Managing global remedies

Engaging early on a co-ordinated global remedies strategy continues to pay real dividends in managing a complicated transaction successfully. Co-ordination of global remedies remains high in the agencies’ agenda, as demonstrated by the continued focus of the International Competition Network on this area.

Over the last few years, the major shift in remedies cases at the European Commission has been away from the traditional post-closing remedy in favour of upfront buyer cases. Now, however, we are seeing a preference emerging for ‘fix-it-first’ remedies.

In our experience from advising on several ‘fix-it-first’ cases in 2016, merging parties can obtain a simultaneous triple approval (of the main transaction, the remedy deal and the identity of the remedy purchaser) if deal strategy and implementation are well prepared and carefully managed. Where timing of the main transaction is critical, parties should consider whether such a ‘fix-it-first’ remedy would be viable: although challenging, authorities have generally proven themselves flexible in their approach to remedies. Indeed, parties who must complete a transaction under timing pressure could consider local carve-outs, allowing the rest of the global deal to close around isolated divestment arrangements.

New political headwinds leading to potentially diverging approaches between authorities and particularly increasing scrutiny of foreign investments may, however, present challenges in managing such a global remedies strategy, and indeed the predictability of a transaction as a whole.

As authorities around the world become increasingly sophisticated in their approach to merger remedies, a co-ordinated global remedy design that avoids potentially conflicting demands from authorities will become even more pivotal to the success or failure of cross-border deals that raise competition concerns.

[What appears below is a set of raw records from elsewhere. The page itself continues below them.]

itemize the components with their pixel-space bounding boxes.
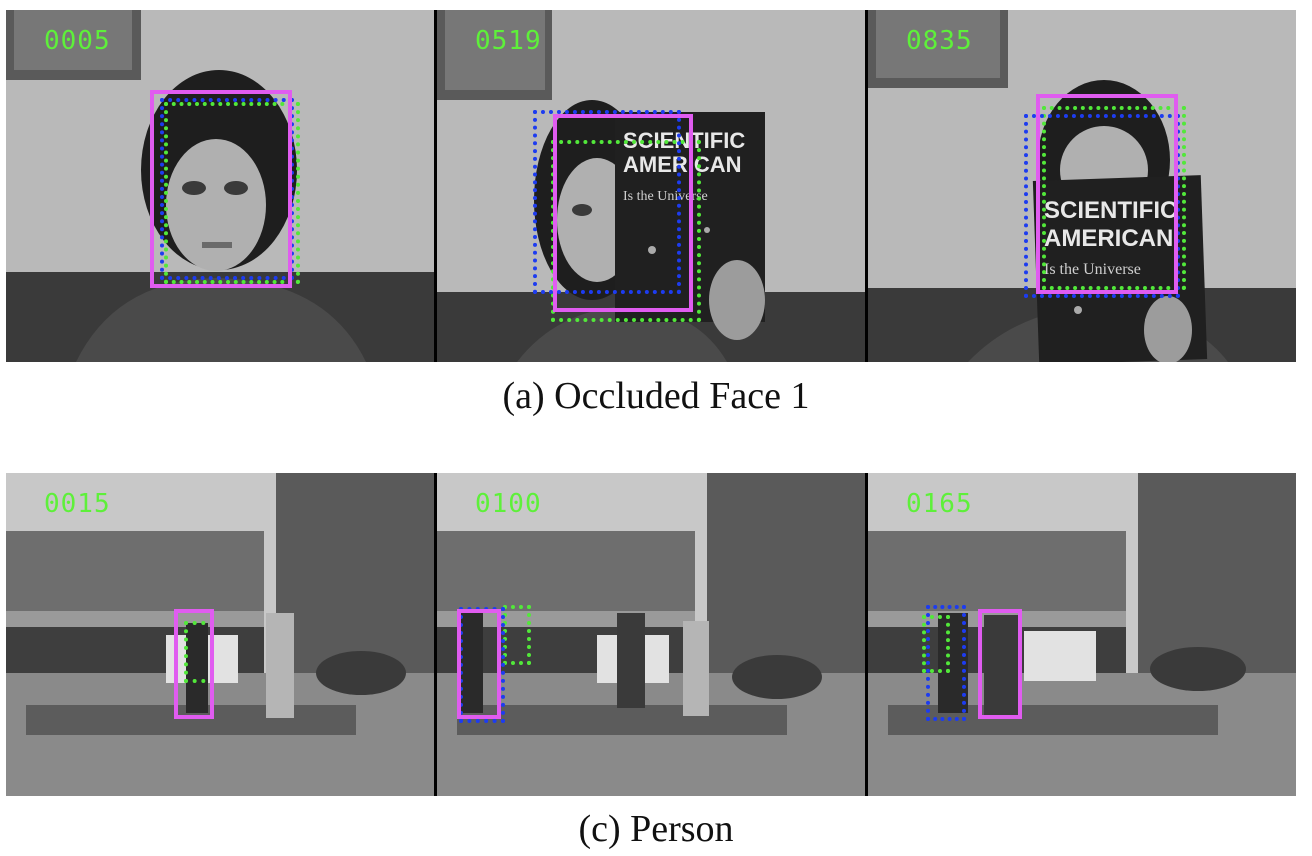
face-frame-0519: SCIENTIFIC AMERICAN Is the Universe 0519 (437, 10, 865, 362)
face-scene-image: SCIENTIFIC AMERICAN Is the Universe (868, 10, 1296, 362)
magazine-title-line1: SCIENTIFIC (1044, 197, 1177, 224)
person-frame-0015: 0015 (6, 473, 434, 796)
magazine-subtitle: Is the Universe (623, 189, 708, 204)
frame-number-label: 0015 (44, 489, 111, 519)
magenta-tracking-box (553, 114, 693, 312)
occluded-face-strip: 0005 SCIENTIFIC AMERICAN Is the Universe… (6, 10, 1296, 362)
person-frame-0165: 0165 (868, 473, 1296, 796)
blue-tracking-box (160, 98, 294, 280)
magazine-subtitle: Is the Universe (1044, 261, 1141, 278)
blue-tracking-box (926, 605, 966, 721)
panel-caption-occluded-face: (a) Occluded Face 1 (502, 375, 810, 417)
green-tracking-box (1042, 106, 1186, 290)
courtyard-scene-image (6, 473, 434, 796)
magenta-tracking-box (174, 609, 214, 719)
blue-tracking-box (1024, 114, 1180, 298)
face-frame-0835: SCIENTIFIC AMERICAN Is the Universe 0835 (868, 10, 1296, 362)
blue-tracking-box (533, 110, 681, 294)
frame-number-label: 0165 (906, 489, 973, 519)
frame-number-label: 0835 (906, 26, 973, 56)
frame-number-label: 0005 (44, 26, 111, 56)
person-frame-0100: 0100 (437, 473, 865, 796)
green-tracking-box (164, 102, 300, 284)
frame-number-label: 0100 (475, 489, 542, 519)
green-tracking-box (503, 605, 531, 665)
courtyard-scene-image (868, 473, 1296, 796)
panel-caption-person: (c) Person (578, 808, 734, 850)
magenta-tracking-box (978, 609, 1022, 719)
magenta-tracking-box (150, 90, 292, 288)
person-strip: 0015 0100 (6, 473, 1296, 796)
magenta-tracking-box (457, 609, 501, 719)
face-frame-0005: 0005 (6, 10, 434, 362)
magazine-title-line2: AMERICAN (623, 152, 742, 177)
frame-number-label: 0519 (475, 26, 542, 56)
magazine-title-line2: AMERICAN (1044, 225, 1173, 252)
magenta-tracking-box (1036, 94, 1178, 294)
green-tracking-box (922, 615, 950, 673)
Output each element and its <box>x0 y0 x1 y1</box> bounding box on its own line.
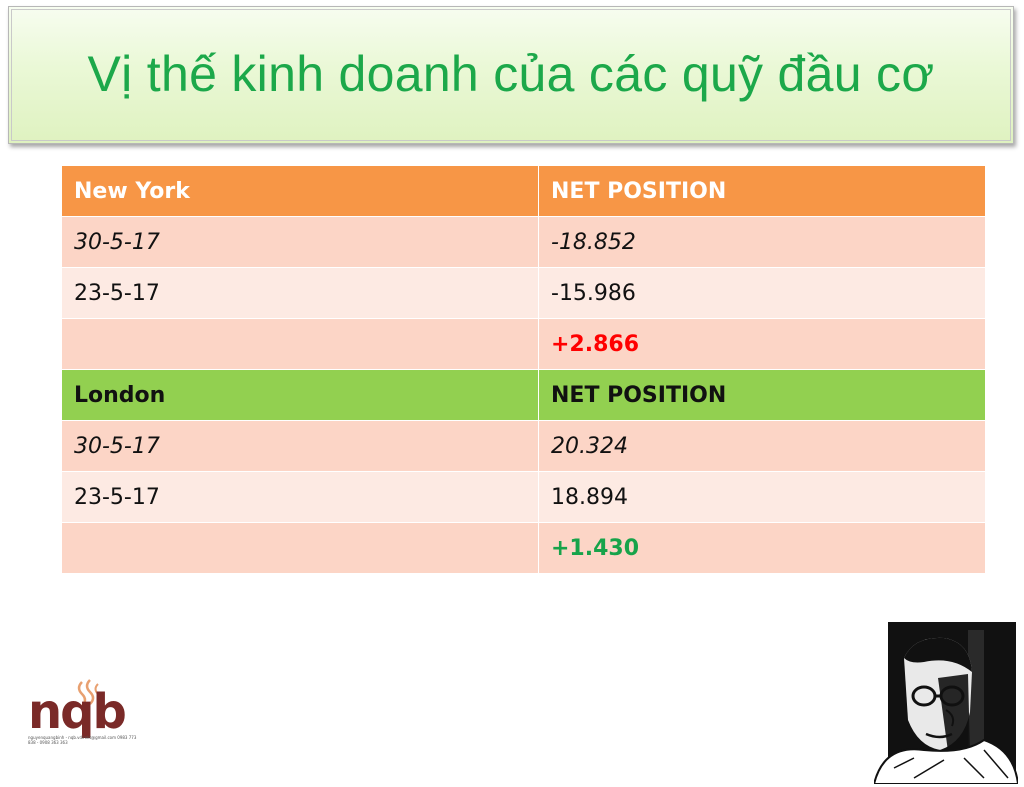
table-row: 23-5-17 18.894 <box>61 471 986 523</box>
table-header-new-york: New York NET POSITION <box>61 165 986 217</box>
table-row: 30-5-17 20.324 <box>61 420 986 472</box>
value-cell: -18.852 <box>538 216 986 268</box>
date-cell: 30-5-17 <box>61 216 539 268</box>
title-box: Vị thế kinh doanh của các quỹ đầu cơ <box>8 6 1014 144</box>
value-cell: -15.986 <box>538 267 986 319</box>
value-cell: 20.324 <box>538 420 986 472</box>
value-cell: 18.894 <box>538 471 986 523</box>
header-cell-net-position: NET POSITION <box>538 369 986 421</box>
date-cell: 30-5-17 <box>61 420 539 472</box>
date-cell: 23-5-17 <box>61 267 539 319</box>
net-position-table: New York NET POSITION 30-5-17 -18.852 23… <box>61 165 986 574</box>
change-value-cell: +2.866 <box>538 318 986 370</box>
table-header-london: London NET POSITION <box>61 369 986 421</box>
empty-cell <box>61 522 539 574</box>
steam-icon <box>77 679 102 707</box>
table-row: 23-5-17 -15.986 <box>61 267 986 319</box>
nqb-logo: nqb nguyenquangbinh - nqb.vdirekt@gmail.… <box>24 678 146 750</box>
header-cell-market: London <box>61 369 539 421</box>
date-cell: 23-5-17 <box>61 471 539 523</box>
portrait-sketch-image <box>874 618 1018 784</box>
empty-cell <box>61 318 539 370</box>
table-row-change: +1.430 <box>61 522 986 574</box>
logo-text: nqb <box>28 684 127 740</box>
page-title: Vị thế kinh doanh của các quỹ đầu cơ <box>87 46 935 102</box>
header-cell-market: New York <box>61 165 539 217</box>
table-row-change: +2.866 <box>61 318 986 370</box>
header-cell-net-position: NET POSITION <box>538 165 986 217</box>
logo-subtext: nguyenquangbinh - nqb.vdirekt@gmail.com … <box>28 735 137 745</box>
table-row: 30-5-17 -18.852 <box>61 216 986 268</box>
change-value-cell: +1.430 <box>538 522 986 574</box>
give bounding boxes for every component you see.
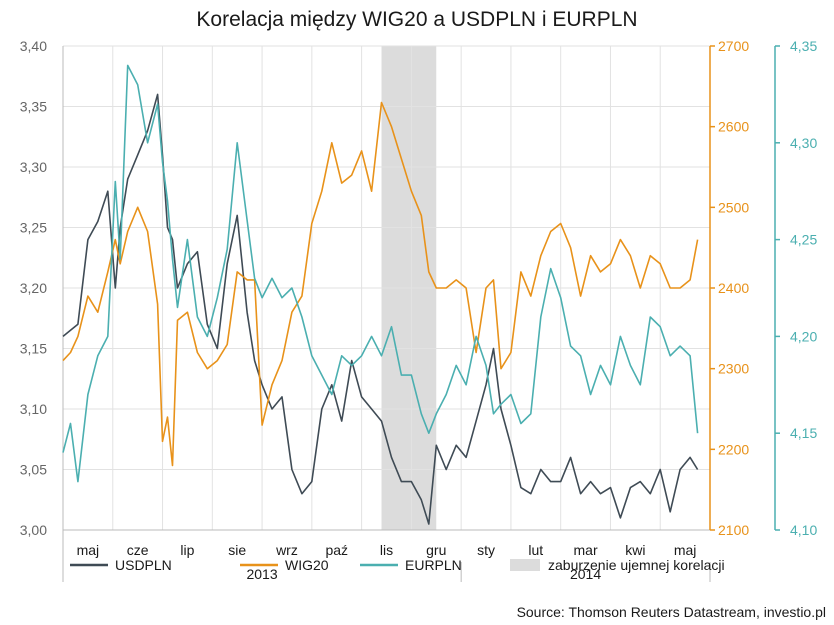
legend-label: USDPLN [115, 557, 172, 573]
x-year-label: 2013 [246, 566, 277, 582]
left-axis-tick-label: 3,30 [20, 159, 47, 175]
legend: USDPLN WIG20 EURPLN zaburzenie ujemnej kore… [70, 557, 725, 573]
x-month-label: kwi [625, 542, 645, 558]
right-axis-wig20-tick-label: 2500 [718, 199, 749, 215]
legend-swatch-shaded-region [510, 559, 540, 571]
series-layer [62, 64, 699, 525]
x-month-label: maj [77, 542, 100, 558]
right-axis-wig20-tick-label: 2600 [718, 119, 749, 135]
left-axis-tick-label: 3,05 [20, 462, 47, 478]
series-line-wig20 [62, 101, 699, 467]
right-axis-eurpln-tick-label: 4,30 [790, 135, 817, 151]
left-axis-tick-label: 3,15 [20, 341, 47, 357]
x-month-label: cze [127, 542, 149, 558]
right-axis-wig20-tick-label: 2200 [718, 441, 749, 457]
left-axis-tick-label: 3,20 [20, 280, 47, 296]
x-year-label: 2014 [570, 566, 601, 582]
series-line-eurpln [62, 64, 699, 483]
x-month-label: lip [180, 542, 194, 558]
x-month-label: sie [228, 542, 246, 558]
chart-title: Korelacja między WIG20 a USDPLN i EURPLN [196, 8, 637, 31]
right-axis-eurpln-tick-label: 4,20 [790, 328, 817, 344]
x-month-label: paź [325, 542, 348, 558]
axes-layer: 3,00 3,05 3,10 3,15 3,20 3,25 3,30 3,35 3,40 maj c… [20, 38, 817, 582]
right-axis-wig20-tick-label: 2400 [718, 280, 749, 296]
right-axis-eurpln-tick-label: 4,25 [790, 232, 817, 248]
left-axis-tick-label: 3,35 [20, 99, 47, 115]
x-month-label: lut [528, 542, 543, 558]
x-month-label: wrz [275, 542, 298, 558]
legend-label: WIG20 [285, 557, 329, 573]
right-axis-eurpln-tick-label: 4,10 [790, 522, 817, 538]
x-month-label: mar [574, 542, 598, 558]
x-month-label: sty [477, 542, 495, 558]
right-axis-wig20-tick-label: 2100 [718, 522, 749, 538]
right-axis-eurpln-tick-label: 4,35 [790, 38, 817, 54]
right-axis-wig20-tick-label: 2300 [718, 361, 749, 377]
x-month-label: lis [380, 542, 393, 558]
left-axis-tick-label: 3,00 [20, 522, 47, 538]
x-month-label: gru [426, 542, 446, 558]
right-axis-eurpln-tick-label: 4,15 [790, 425, 817, 441]
x-month-label: maj [674, 542, 697, 558]
left-axis-tick-label: 3,40 [20, 38, 47, 54]
legend-label: zaburzenie ujemnej korelacji [548, 557, 725, 573]
left-axis-tick-label: 3,10 [20, 401, 47, 417]
chart-source: Source: Thomson Reuters Datastream, inve… [517, 604, 826, 620]
legend-label: EURPLN [405, 557, 462, 573]
left-axis-tick-label: 3,25 [20, 220, 47, 236]
right-axis-wig20-tick-label: 2700 [718, 38, 749, 54]
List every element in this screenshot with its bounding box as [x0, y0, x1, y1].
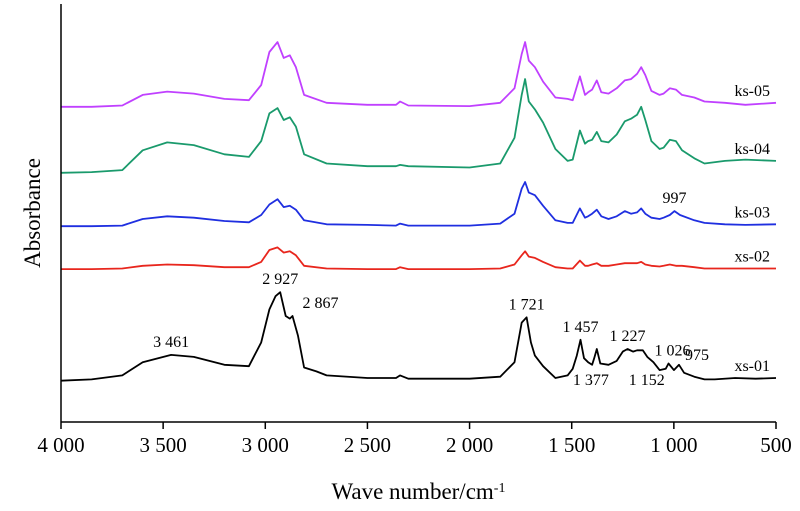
- peak-annotation: 975: [685, 347, 709, 364]
- x-tick-label: 500: [760, 433, 792, 457]
- x-tick-label: 4 000: [37, 433, 84, 457]
- series-label-xs-02: xs-02: [734, 248, 770, 265]
- x-tick-label: 1 000: [650, 433, 697, 457]
- x-axis-title-text: Wave number/cm: [332, 479, 494, 504]
- peak-annotation: 1 227: [609, 328, 645, 345]
- peak-annotation: 997: [662, 190, 686, 207]
- peak-annotation: 1 377: [573, 372, 609, 389]
- series-label-xs-01: xs-01: [734, 358, 770, 375]
- series-label-ks-03: ks-03: [734, 204, 770, 221]
- peak-annotation: 1 026: [655, 343, 691, 360]
- series-line-ks-05: [61, 41, 777, 108]
- peak-annotation: 3 461: [153, 334, 189, 351]
- x-axis-title-superscript: -1: [494, 481, 506, 496]
- peak-annotation: 2 927: [262, 271, 298, 288]
- peak-annotation: 1 152: [629, 372, 665, 389]
- peak-annotation: 2 867: [302, 295, 338, 312]
- x-tick-label: 1 500: [548, 433, 595, 457]
- series-group: [60, 41, 777, 382]
- x-tick-label: 3 000: [242, 433, 289, 457]
- axes-group: [60, 4, 776, 423]
- series-line-ks-04: [60, 78, 777, 174]
- x-tick-label: 3 500: [140, 433, 187, 457]
- series-line-ks-03: [61, 181, 777, 228]
- series-line-xs-01: [60, 291, 777, 382]
- x-axis-title: Wave number/cm-1: [332, 479, 506, 504]
- series-label-ks-04: ks-04: [734, 141, 770, 158]
- x-tick-label: 2 000: [446, 433, 493, 457]
- series-label-ks-05: ks-05: [734, 83, 770, 100]
- x-tick-label: 2 500: [344, 433, 391, 457]
- x-ticks: 4 000 3 500 3 000 2 500 2 000 1 500 1 000 500: [37, 422, 792, 457]
- series-line-xs-02: [61, 246, 776, 270]
- y-axis-title: Absorbance: [20, 158, 45, 268]
- peak-annotation: 1 721: [509, 296, 545, 313]
- peak-annotation: 1 457: [562, 319, 598, 336]
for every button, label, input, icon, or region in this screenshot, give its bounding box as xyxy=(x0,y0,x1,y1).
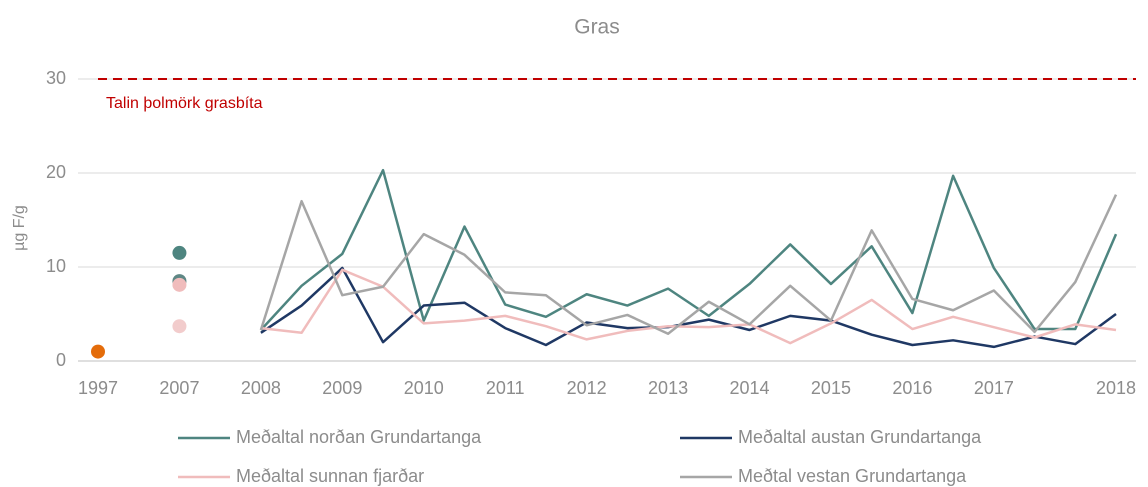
data-point xyxy=(172,245,187,260)
legend-label: Meðaltal austan Grundartanga xyxy=(738,427,982,447)
x-tick-label: 2017 xyxy=(974,378,1014,398)
data-point xyxy=(172,319,187,334)
x-tick-label: 2016 xyxy=(892,378,932,398)
x-tick-label: 2010 xyxy=(404,378,444,398)
legend-label: Meðaltal sunnan fjarðar xyxy=(236,466,424,486)
x-tick-label: 2013 xyxy=(648,378,688,398)
y-tick-label: 30 xyxy=(46,68,66,88)
chart-title: Gras xyxy=(574,16,620,39)
x-tick-label: 1997 xyxy=(78,378,118,398)
y-tick-label: 20 xyxy=(46,162,66,182)
x-tick-label: 2009 xyxy=(322,378,362,398)
x-tick-label: 2008 xyxy=(241,378,281,398)
series-line xyxy=(260,266,1117,349)
data-point xyxy=(91,344,105,359)
x-tick-label: 2014 xyxy=(729,378,769,398)
series-line xyxy=(260,268,1117,345)
legend-label: Meðtal vestan Grundartanga xyxy=(738,466,967,486)
legend-label: Meðaltal norðan Grundartanga xyxy=(236,427,482,447)
data-point xyxy=(172,277,187,292)
x-tick-label: 2011 xyxy=(486,378,525,398)
x-tick-label: 2007 xyxy=(159,378,199,398)
series-line xyxy=(259,194,1118,335)
threshold-label: Talin þolmörk grasbíta xyxy=(106,95,263,112)
x-tick-label: 2012 xyxy=(567,378,607,398)
x-tick-label: 2018 xyxy=(1096,378,1136,398)
x-tick-label: 2015 xyxy=(811,378,851,398)
y-tick-label: 0 xyxy=(56,350,66,370)
y-axis-label: µg F/g xyxy=(11,205,28,251)
series-line xyxy=(259,168,1118,331)
y-tick-label: 10 xyxy=(46,256,66,276)
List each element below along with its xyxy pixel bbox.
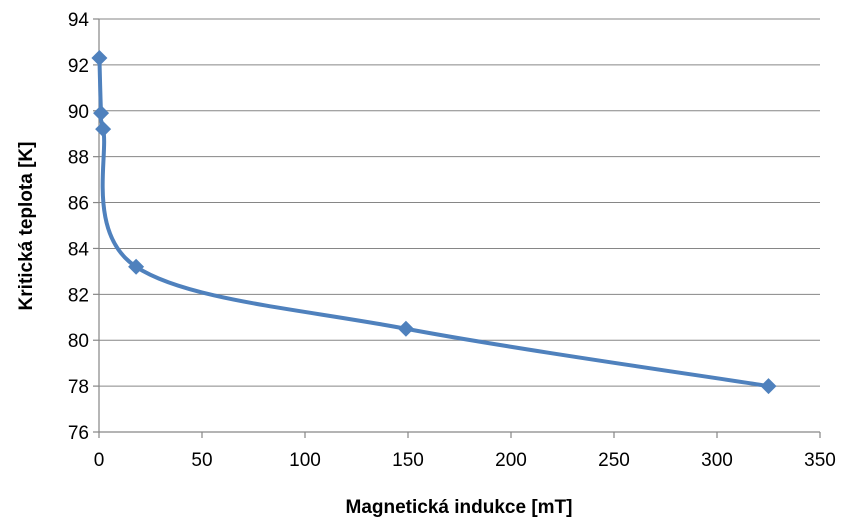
y-tick-label: 78 — [68, 377, 89, 398]
series-line — [97, 56, 771, 389]
x-axis-title: Magnetická indukce [mT] — [346, 497, 573, 518]
x-tick-labels: 0 50 100 150 200 250 300 350 — [94, 450, 836, 471]
data-point-3 — [128, 258, 145, 275]
x-tick-label: 200 — [495, 450, 527, 471]
y-tick-label: 90 — [68, 102, 89, 123]
x-tick-label: 100 — [289, 450, 321, 471]
y-tick-label: 84 — [68, 239, 90, 260]
y-tick-label: 82 — [68, 285, 89, 306]
data-markers — [91, 50, 777, 395]
data-point-1 — [93, 105, 110, 122]
data-point-0 — [91, 50, 108, 67]
x-tick-label: 300 — [701, 450, 733, 471]
gridlines — [99, 18, 820, 387]
x-tick-label: 250 — [598, 450, 630, 471]
data-point-4 — [397, 320, 414, 337]
y-axis-title: Kritická teplota [K] — [16, 142, 37, 311]
y-tick-label: 94 — [68, 10, 90, 31]
data-point-5 — [760, 378, 777, 395]
y-tick-label: 80 — [68, 331, 89, 352]
y-tick-label: 88 — [68, 148, 89, 169]
x-tick-label: 0 — [94, 450, 105, 471]
y-tick-label: 86 — [68, 194, 89, 215]
axes — [93, 18, 821, 438]
x-tick-label: 150 — [392, 450, 424, 471]
y-tick-label: 76 — [68, 423, 89, 444]
y-tick-labels: 76 78 80 82 84 86 88 90 92 94 — [68, 10, 90, 444]
x-tick-label: 50 — [191, 450, 212, 471]
y-tick-label: 92 — [68, 56, 89, 77]
data-point-2 — [95, 121, 112, 138]
x-tick-label: 350 — [804, 450, 836, 471]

Thomas Wessely, Partner, Brussels

Over the last year or so, we have helped clients make use of innovative, ‘fix-it-first’ remedies processes to achieve greater deal certainty and a speedy closing. 2017 looks set to bring new challenges: international divergence in standards of merger review and greater political intervention in M&A. Managing these challenges successfully will be crucial for businesses engaged in complex global mergers in the year ahead.

Rod Carlton, Partner, London

Looking ahead in 2017

Companies planning complex deals in 2017 are advised to prepare early and well:

  • stay close to the authorities as regulatory attitudes become more difficult to predict;
  • invest time in presenting your case effectively to authorities and support this with internal documents;
  • put in place and police strict pre-completion conduct guidelines, safeguards and a monitoring mechanism that enables you to demonstrate full compliance to the authorities if required; and
  • develop and test global remedy strategies throughout the merger review process.